Amalgamate the vial to form perfluorobutane gas-filled ultrasound contrast agents. Add 25 microliters of ultrasound contrast agent solution per one milliliter of cell solution. Then immediately pump the combined contrast agent and cell mixture through the acoustofluidic device.
This protocol produces an acoustofluidic system that can be used to enhance intracellular molecular delivery in multiple cell lines. Intracellular delivery of a fluorescent compound, fluorescein, to primary human T cells was improved with acoustofluidic treatment compared to an untreated control group. The fluorescence intensity of T cells increased by five fold after treatment, indicating enhanced delivery of fluorescein.

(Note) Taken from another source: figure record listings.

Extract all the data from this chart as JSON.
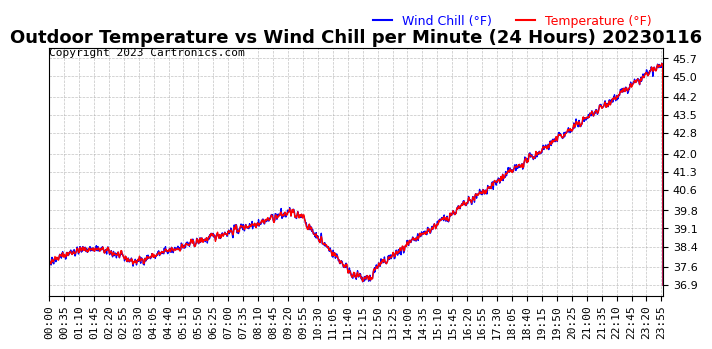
{
  "title": "Outdoor Temperature vs Wind Chill per Minute (24 Hours) 20230116",
  "copyright": "Copyright 2023 Cartronics.com",
  "legend_wind_chill": "Wind Chill (°F)",
  "legend_temperature": "Temperature (°F)",
  "wind_chill_color": "#0000ff",
  "temperature_color": "#ff0000",
  "background_color": "#ffffff",
  "grid_color": "#aaaaaa",
  "ylim_min": 36.5,
  "ylim_max": 46.1,
  "yticks": [
    36.9,
    37.6,
    38.4,
    39.1,
    39.8,
    40.6,
    41.3,
    42.0,
    42.8,
    43.5,
    44.2,
    45.0,
    45.7
  ],
  "title_fontsize": 13,
  "copyright_fontsize": 8,
  "legend_fontsize": 9,
  "tick_fontsize": 8,
  "line_width": 1.0
}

Cell viability decreased slightly after a acoustofluidic treatment, but remained above 80%Acoustofluidic treatment enhanced intracellular delivery of a preservative compound trehalose to human A549 lung carcinoma cells compared to flow alone and to cells in the untreated control group. Adding the cationic microbubbles to the cell solution is critical. Intracellular delivery of biomolecules will be limited without cationic microbubbles in solution.
This platform enables intracellular delivery of various biomolecules, which can alter cellular function for research or therapeutic purposes. After completing this procedure, additional cellular characterization can be performed to evaluate the impact of delivering various biomolecules.